Monday, December 2, 2013

THE AMERICAN ECONOMY

There is the usual buzz about things "picking up" in
December, 2013, as there has been since America "came out of the recession" in 2009. Certainly, there are prospering areas of the economy. That is automatic, as the Federal Reserve set as its singular goal the rescue of the great banks. After years of borrowing at almost zero interest and investing in conservative debt instruments at higher interest, the banks have healed nicely.

In turn they extend credit to a coterie of privileged borrowers among the strongest international corporations, becoming still wealthier. The recipient corporations can increase their activity, helping a coterie of lesser corporations increase their business and bottom lines.

However, since the world has been shaped by bankers and corporate magnates into one that is dependent on masses of people buying things, the relative economic health of the world depends on people who have disposable credits to buy things. The people generally don't have much money to buy things, so they will not buy much.

In the world constructed by the bankers, money is overwhelmingly the product of debt. A Federal Reserve Note is a debt instrument, which is different from others in that bankers have rigged it so that it only promises to pay in its own kind at par. There is a hidden interests which becomes part of the national debt. The FRN dollars are exchangeable credits which can be used to discharge a given obligation in the form of the price of an item. In this they are similar to bearer bonds, which is a form of debt invented by the Rothschilds around the mid-Nineteenth Century. The equality of FRN dollars and the price of the good create the potential exchange. One does not have to buy.

If one does not have the requisite FRN dollars, then one will certainly not buy the item.

It is this difficulty that keeps the economy sluggish. Eventually, the huge amount of bank money will create a "cash is trash" mentality, as its trickle increases into a flood.

However, with job-creation primarily in low-paying service jobs, the "rainy season" is not in sight.

Incidentally, by merely changing the manner in which money enters the economy, the nation could be spared the Fed's "scientific management of money."

If a body of skilled money technicians within an agency within the Treasury issued interest-free money and monitored its aggregates, then the beginning of the end of banker tyranny would be at hand. Congress would legislate the usage of certain excise taxes, while doing away with the income tax altogether. It would provide a limited delegation of taxing power to the agency within the Treasury. Using money creation and money extinction (excise taxes) mechanisms, it could create a vibrant economy which yearly would include less debt.

Working with this agency within the Treasury would be other associate agencies to invest in start-up businesses, in homes and other real estate, in infrastructural construction, etc. In this way the national government would be partnering with entrepreneurs and home-buyers, while offering to each partner a "rent-to-buy" sort of mechanism whereby the government is repaid fairly (no interest) for its funding of the project.

Admittedly, this process would greatly increase the national money and asset values. These should be increased as a natural function of growth. There is a scarcity of money in the economy. It is bankers and their allies who want money to be scare, as the buying power of their own money goes up in scarcity.

Working people have always wanted more money available, because they are the ones who suffer from scarcity. Rich people rarely believed that any working person should have anything other than a subsistence wage. (Witness the relentless chiseling of "help"). However, less august businessmen know that their products won't sell, if ordinary people cannot earn enough to buy them.
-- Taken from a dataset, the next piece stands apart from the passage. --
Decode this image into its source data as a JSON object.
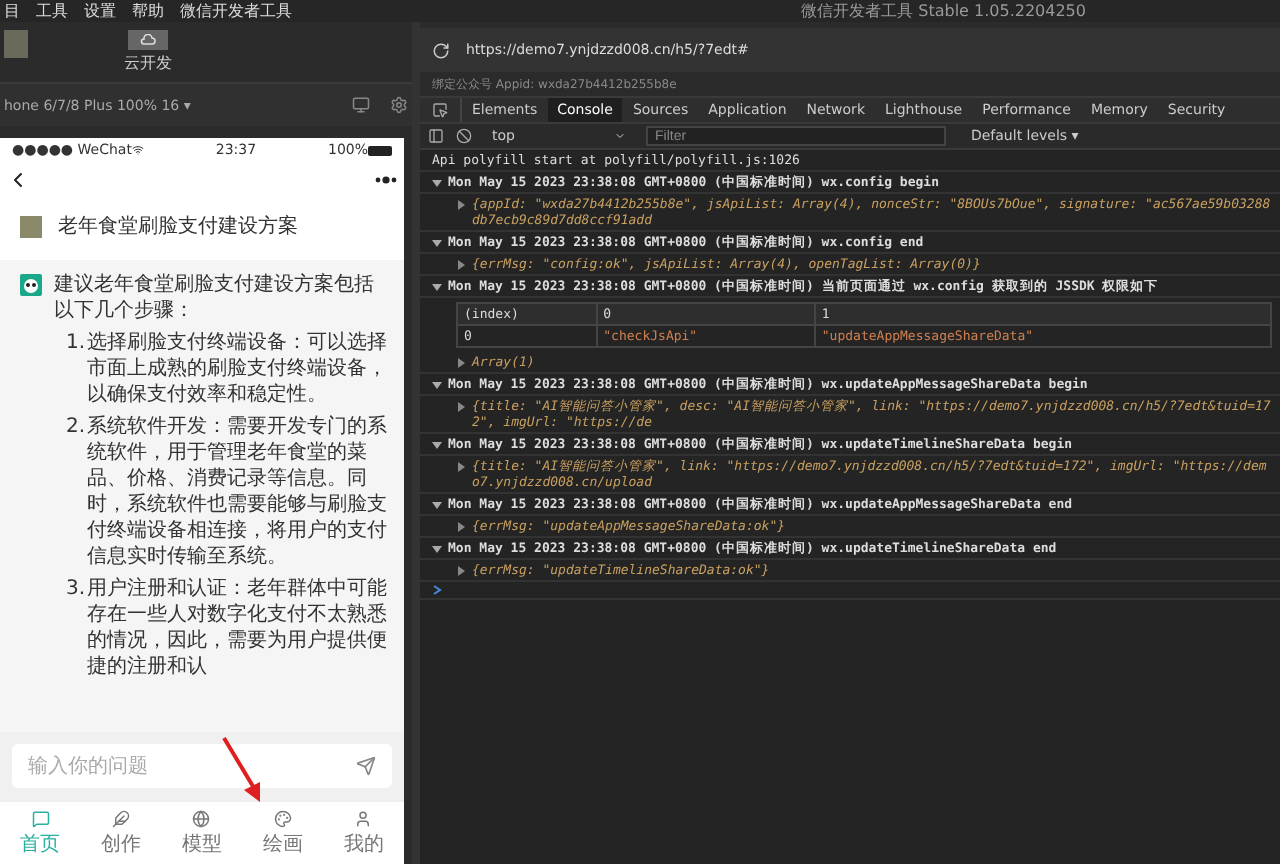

If a government serves the people, it has to inject the money - the life-blood of the economy - through non-usurious means, into projects that are useful, needed and/or require maintenance. 

Further, no business or government unit would pay for health insurance, medical requirements or retirement pensions. All of that would be paid by the government. This money would circulate freely in the economy, and it would be spent mostly on goods and services.

If a wholesome equilibrium was threatened, then the agency within the Treasury would place user excise taxes on various things, drawing out of the economy the unwanted liquidity.

For example, a user tax on every bridge in America might exist as a routine tax. Every license plate would bear an individual code that was readable by adjacent scanners. A tax record would be maintained in a central location. A portion of the fees would be shared with the State involved upon collection.

If the Treasury established national banks across the nation and if each citizen was issued a checking account (no savings, as no usury paid) and if these were all linked by a central computer, the collection and paying of funds between government and citizen, citizen and citizen, business and citizen, and government and business could be handled in a very rational manner. No longer would banks be gouging the very people who put money in them as deposits.

This is but a sketch of the correct approach. I've written on this subject for years. President Obama always had the potential to change America, but could not summons the courage.

The salvation of America awaits a great man who will implement these and associated changes to restore the nation, healing it from the injuries it has suffered at the hands of those who would sell it for pottage.